27 ans, deux et demi de boîte, salaire pas à la hauteur : le temps pour moi de voir si l’herbe est plus verte ailleurs ! Après avoir passé des jours et des jours sur tous les sites de recruteurs possibles et toutes les banques (et ça continue), enfin, mon premier entretien ! Un sésame bien que dans une petite boîte loin de l’embauche espérée dans une grande banque !

Une petite structure et un bon entraînement pour vendre ce qu’on fait de sa journée et persuader son interlocuteur qu’on le fait mieux que tous le monde (mais sans être prétentieuse).

Seulement pour moi, un entretien commence d’abord par le fait de trouver le lieu de rendez-vous sans me perdre ! Oui, oui, je ne faillis pas à la légende qui veut qu’une femme a un très mauvais sens de l’orientation ! Je prévois donc toujours un quart d’heure de rabe et je suis bien contente d’avoir un smartphone avec gps !

Une fois n’est pas coutume, après trois changement de lignes de métro, je me suis perdue une fois arrivée. Pourquoi est-ce qu’une fois dehors, ça ne ressemble pas aux plans ?! J’ai donc opté pour un petit détour par une boulangerie afin de demander mon chemin. Peu rassurée, c’est d’un pas rapide et le ventre noué par le stress que je me suis rendue à mon lieu de rendez-vous.

Une grande respiration, un coup d’oeil à mes notes, me voilà qui sonne à l’entrée et ce stress qui monte alors que je tremblote en attendant que l’on vienne me chercher.

Le temps d’attente, je me reprends un main, je me rappelle que son but et à la fois sa plus grande crainte, c’est la recherche de la personne adéquate pour le poste qu’il cherche. Mon sourire « bright », je serre la main fermement de mon interlocuteur, cachant ma maladresse entre sac à mains, veste et écharpe.

J’attends poliment que l’on me propose de m’asseoir et c’est parti, l’entretien commence ! Entre crainte et assurance, mon coeur balance ! Jusqu’à sentir que mon profil leur convient et que raconter mes journées de travail suffit à me vendre un peu.

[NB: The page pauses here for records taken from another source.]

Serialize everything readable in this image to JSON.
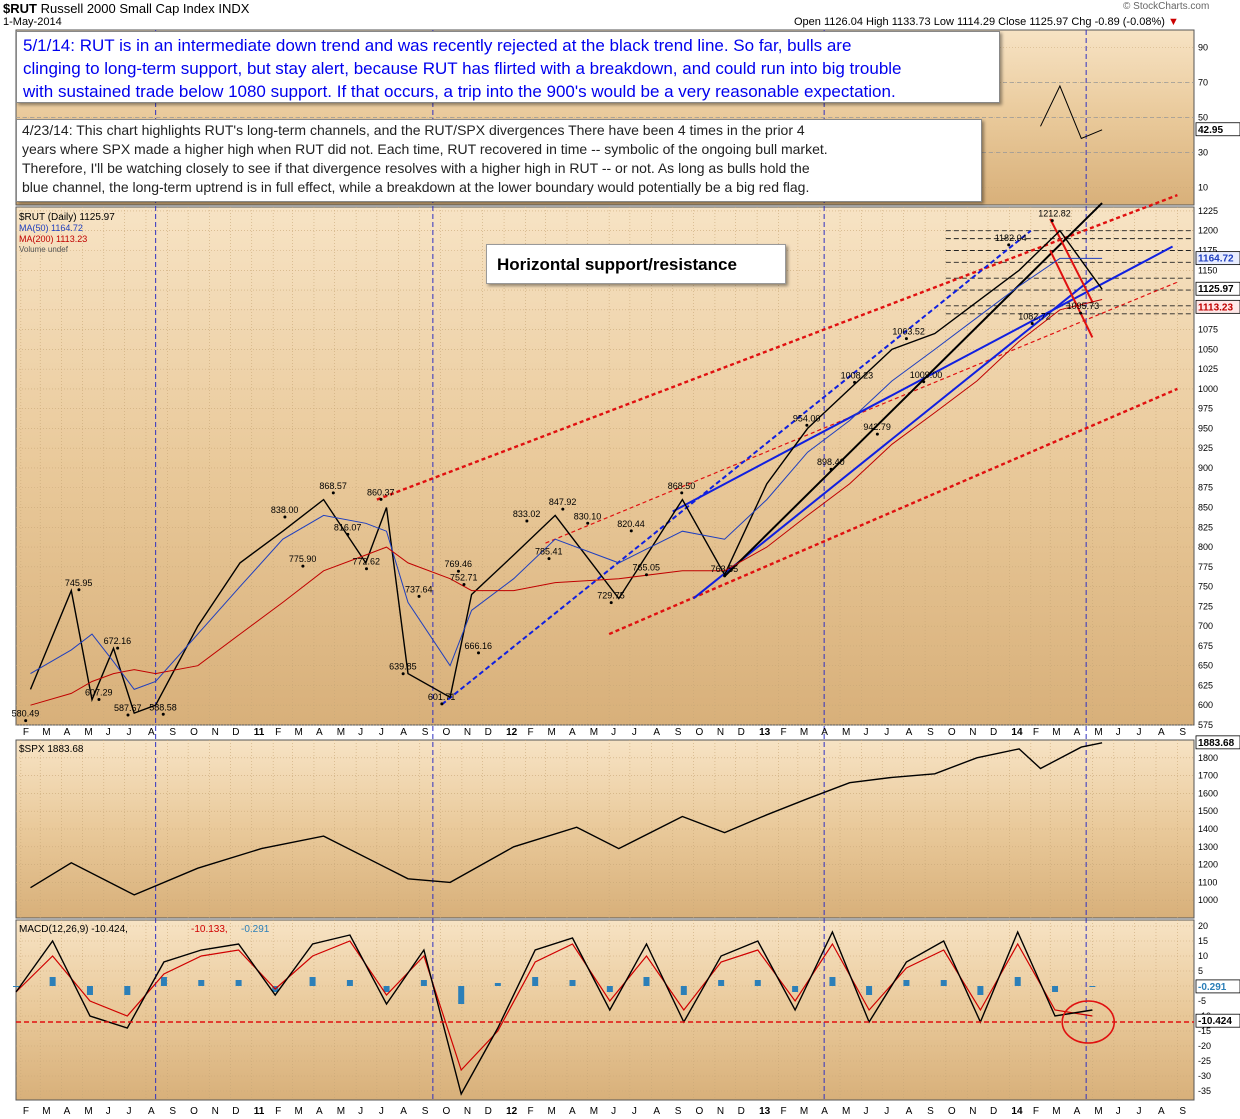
{
  "header": {
    "symbol": "$RUT",
    "name": "Russell 2000 Small Cap Index",
    "exchange": "INDX",
    "date": "1-May-2014",
    "open_label": "Open",
    "open": "1126.04",
    "high_label": "High",
    "high": "1133.73",
    "low_label": "Low",
    "low": "1114.29",
    "close_label": "Close",
    "close": "1125.97",
    "chg_label": "Chg",
    "chg": "-0.89 (-0.08%)",
    "copyright": "© StockCharts.com"
  },
  "annotations": {
    "note_1": [
      "5/1/14:  RUT is in an intermediate down trend and was recently rejected at the black trend line.  So far, bulls are",
      "clinging to long-term support, but stay alert, because RUT has flirted with a breakdown, and could run into big trouble",
      "with sustained trade below 1080 support.  If that occurs, a trip into the 900's would be a very reasonable expectation."
    ],
    "note_2": [
      "4/23/14:  This chart highlights RUT's long-term channels, and the RUT/SPX divergences  There have been 4 times in the prior 4",
      "years where SPX made a higher high when RUT did not.  Each time, RUT recovered in time -- symbolic of the ongoing bull market.",
      "Therefore, I'll be watching closely to see if that divergence resolves with a higher high in RUT -- or not.  As long as bulls hold the",
      "blue channel, the long-term uptrend is in full effect, while a breakdown at the lower boundary would potentially be a big red flag."
    ],
    "callout": "Horizontal support/resistance"
  },
  "chart_data": [
    {
      "type": "line",
      "panel": "RSI",
      "ylim": [
        0,
        100
      ],
      "yticks": [
        10,
        30,
        50,
        70,
        90
      ],
      "reference_lines": [
        30,
        50,
        70
      ],
      "last_value": "42.95",
      "x": [
        "2014-02",
        "2014-03",
        "2014-04",
        "2014-05"
      ],
      "values": [
        45,
        68,
        38,
        43
      ]
    },
    {
      "type": "candlestick",
      "panel": "price",
      "legend": [
        "$RUT (Daily) 1125.97",
        "MA(50) 1164.72",
        "MA(200) 1113.23",
        "Volume undef"
      ],
      "ylim": [
        575,
        1230
      ],
      "yticks": [
        575,
        600,
        625,
        650,
        675,
        700,
        725,
        750,
        775,
        800,
        825,
        850,
        875,
        900,
        925,
        950,
        975,
        1000,
        1025,
        1050,
        1075,
        1100,
        1125,
        1150,
        1175,
        1200,
        1225
      ],
      "x_tick_labels": [
        "F",
        "M",
        "A",
        "M",
        "J",
        "J",
        "A",
        "S",
        "O",
        "N",
        "D",
        "11",
        "F",
        "M",
        "A",
        "M",
        "J",
        "J",
        "A",
        "S",
        "O",
        "N",
        "D",
        "12",
        "F",
        "M",
        "A",
        "M",
        "J",
        "J",
        "A",
        "S",
        "O",
        "N",
        "D",
        "13",
        "F",
        "M",
        "A",
        "M",
        "J",
        "J",
        "A",
        "S",
        "O",
        "N",
        "D",
        "14",
        "F",
        "M",
        "A",
        "M",
        "J",
        "J",
        "A",
        "S"
      ],
      "price_labels": [
        {
          "x": "2010-02-08",
          "value": 580.49,
          "label": "580.49"
        },
        {
          "x": "2010-04-26",
          "value": 745.95,
          "label": "745.95"
        },
        {
          "x": "2010-05-25",
          "value": 607.29,
          "label": "607.29"
        },
        {
          "x": "2010-06-21",
          "value": 672.16,
          "label": "672.16"
        },
        {
          "x": "2010-07-06",
          "value": 587.67,
          "label": "587.67"
        },
        {
          "x": "2010-08-26",
          "value": 588.58,
          "label": "588.58"
        },
        {
          "x": "2011-02-18",
          "value": 838.0,
          "label": "838.00"
        },
        {
          "x": "2011-03-16",
          "value": 775.9,
          "label": "775.90"
        },
        {
          "x": "2011-04-29",
          "value": 868.57,
          "label": "868.57"
        },
        {
          "x": "2011-05-20",
          "value": 816.07,
          "label": "816.07"
        },
        {
          "x": "2011-06-16",
          "value": 772.62,
          "label": "772.62"
        },
        {
          "x": "2011-07-07",
          "value": 860.37,
          "label": "860.37"
        },
        {
          "x": "2011-08-31",
          "value": 737.64,
          "label": "737.64"
        },
        {
          "x": "2011-08-08",
          "value": 639.85,
          "label": "639.85"
        },
        {
          "x": "2011-10-03",
          "value": 601.71,
          "label": "601.71"
        },
        {
          "x": "2011-10-27",
          "value": 769.46,
          "label": "769.46"
        },
        {
          "x": "2011-11-04",
          "value": 752.71,
          "label": "752.71"
        },
        {
          "x": "2011-11-25",
          "value": 666.16,
          "label": "666.16"
        },
        {
          "x": "2012-02-03",
          "value": 833.02,
          "label": "833.02"
        },
        {
          "x": "2012-03-06",
          "value": 785.41,
          "label": "785.41"
        },
        {
          "x": "2012-03-26",
          "value": 847.92,
          "label": "847.92"
        },
        {
          "x": "2012-05-01",
          "value": 830.1,
          "label": "830.10"
        },
        {
          "x": "2012-06-04",
          "value": 729.75,
          "label": "729.75"
        },
        {
          "x": "2012-07-03",
          "value": 820.44,
          "label": "820.44"
        },
        {
          "x": "2012-07-25",
          "value": 765.05,
          "label": "765.05"
        },
        {
          "x": "2012-09-14",
          "value": 868.5,
          "label": "868.50"
        },
        {
          "x": "2012-11-15",
          "value": 763.55,
          "label": "763.55"
        },
        {
          "x": "2013-03-14",
          "value": 954.0,
          "label": "954.00"
        },
        {
          "x": "2013-04-18",
          "value": 898.4,
          "label": "898.40"
        },
        {
          "x": "2013-05-22",
          "value": 1008.23,
          "label": "1008.23"
        },
        {
          "x": "2013-06-24",
          "value": 942.79,
          "label": "942.79"
        },
        {
          "x": "2013-08-05",
          "value": 1063.52,
          "label": "1063.52"
        },
        {
          "x": "2013-08-30",
          "value": 1009.0,
          "label": "1009.00"
        },
        {
          "x": "2013-12-31",
          "value": 1182.04,
          "label": "1182.04"
        },
        {
          "x": "2014-02-03",
          "value": 1082.72,
          "label": "1082.72"
        },
        {
          "x": "2014-03-04",
          "value": 1212.82,
          "label": "1212.82"
        },
        {
          "x": "2014-04-14",
          "value": 1095.73,
          "label": "1095.73"
        }
      ],
      "last_values": {
        "close": "1125.97",
        "ma50": "1164.72",
        "ma200": "1113.23"
      },
      "series": [
        {
          "name": "$RUT (Daily)",
          "color": "#000000",
          "x": [
            "2010-02",
            "2010-04",
            "2010-05",
            "2010-06",
            "2010-07",
            "2010-08",
            "2010-10",
            "2010-12",
            "2011-02",
            "2011-04",
            "2011-06",
            "2011-07",
            "2011-08",
            "2011-10",
            "2011-11",
            "2012-01",
            "2012-03",
            "2012-06",
            "2012-09",
            "2012-11",
            "2013-01",
            "2013-03",
            "2013-05",
            "2013-07",
            "2013-09",
            "2013-11",
            "2014-01",
            "2014-03",
            "2014-05"
          ],
          "values": [
            620,
            745,
            607,
            672,
            590,
            600,
            700,
            780,
            820,
            860,
            780,
            850,
            640,
            610,
            740,
            790,
            840,
            735,
            860,
            765,
            880,
            950,
            1000,
            1050,
            1070,
            1110,
            1150,
            1200,
            1126
          ]
        },
        {
          "name": "MA(50)",
          "color": "#1f3fbf",
          "values": [
            640,
            670,
            690,
            655,
            620,
            630,
            690,
            750,
            810,
            840,
            830,
            820,
            730,
            650,
            720,
            760,
            810,
            780,
            820,
            810,
            860,
            920,
            960,
            1010,
            1050,
            1090,
            1130,
            1165,
            1165
          ]
        },
        {
          "name": "MA(200)",
          "color": "#c00000",
          "values": [
            600,
            615,
            630,
            640,
            645,
            640,
            650,
            690,
            730,
            770,
            790,
            800,
            780,
            760,
            745,
            745,
            755,
            760,
            770,
            770,
            800,
            840,
            880,
            930,
            970,
            1010,
            1060,
            1100,
            1113
          ]
        }
      ]
    },
    {
      "type": "line",
      "panel": "$SPX",
      "legend": "$SPX 1883.68",
      "ylim": [
        900,
        1900
      ],
      "yticks": [
        1000,
        1100,
        1200,
        1300,
        1400,
        1500,
        1600,
        1700,
        1800
      ],
      "last_value": "1883.68",
      "x": [
        "2010-02",
        "2010-04",
        "2010-07",
        "2010-10",
        "2011-01",
        "2011-04",
        "2011-08",
        "2011-10",
        "2012-01",
        "2012-04",
        "2012-06",
        "2012-09",
        "2012-11",
        "2013-01",
        "2013-03",
        "2013-05",
        "2013-07",
        "2013-09",
        "2013-11",
        "2014-01",
        "2014-02",
        "2014-04",
        "2014-05"
      ],
      "values": [
        1070,
        1210,
        1030,
        1180,
        1290,
        1360,
        1120,
        1100,
        1300,
        1410,
        1290,
        1470,
        1380,
        1480,
        1570,
        1660,
        1690,
        1710,
        1800,
        1850,
        1740,
        1860,
        1884
      ]
    },
    {
      "type": "line",
      "panel": "MACD",
      "legend": [
        "MACD(12,26,9) -10.424",
        "-10.133",
        "-0.291"
      ],
      "ylim": [
        -38,
        22
      ],
      "yticks": [
        -35,
        -30,
        -25,
        -20,
        -15,
        -10,
        -5,
        0,
        5,
        10,
        15,
        20
      ],
      "last_values": {
        "macd": "-10.424",
        "signal": "-10.133",
        "histogram": "-0.291"
      },
      "reference_line": -12,
      "series": [
        {
          "name": "MACD(12,26,9)",
          "color": "#000000",
          "values": [
            -2,
            15,
            -10,
            -14,
            8,
            12,
            14,
            -3,
            14,
            17,
            -6,
            12,
            -36,
            -14,
            12,
            16,
            -8,
            14,
            -12,
            10,
            15,
            -8,
            18,
            -12,
            8,
            15,
            -12,
            18,
            -10,
            -8
          ]
        },
        {
          "name": "Signal",
          "color": "#d00000",
          "values": [
            -2,
            10,
            -5,
            -10,
            4,
            10,
            12,
            -1,
            10,
            15,
            -3,
            10,
            -28,
            -15,
            8,
            14,
            -5,
            10,
            -8,
            8,
            12,
            -5,
            14,
            -8,
            6,
            12,
            -8,
            14,
            -8,
            -10
          ]
        },
        {
          "name": "Histogram",
          "color": "#2c7fb8",
          "values": [
            0,
            3,
            -3,
            -3,
            3,
            2,
            2,
            -2,
            3,
            2,
            -2,
            2,
            -6,
            1,
            3,
            2,
            -2,
            3,
            -3,
            2,
            2,
            -2,
            3,
            -3,
            2,
            2,
            -3,
            3,
            -2,
            0
          ]
        }
      ]
    }
  ]
}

Viens la question fatidique du salaire : échec au premier essai, difficile de dire ce que l’on est venu chercher si facilement.

J’ose tout de même la question des horaires et des congés, comment dire que l’on veut 39h avec RTT sans passer pour une bout en train ? La question à demie mot posée, je suis vite fixée : 9h-18h sans RTT, c’est no way !

Une question sur le statut pour le sport et l’entretien est pour moi plié !

Fidèle à moi-même, je me perds dans les couloirs et à la sortie, quelque peu libérée d’avoir réussi mon exercice aux yeux de mes interlocuteurs. C’est le coeur un peu plus léger que je retrouve mes amies pour dîner !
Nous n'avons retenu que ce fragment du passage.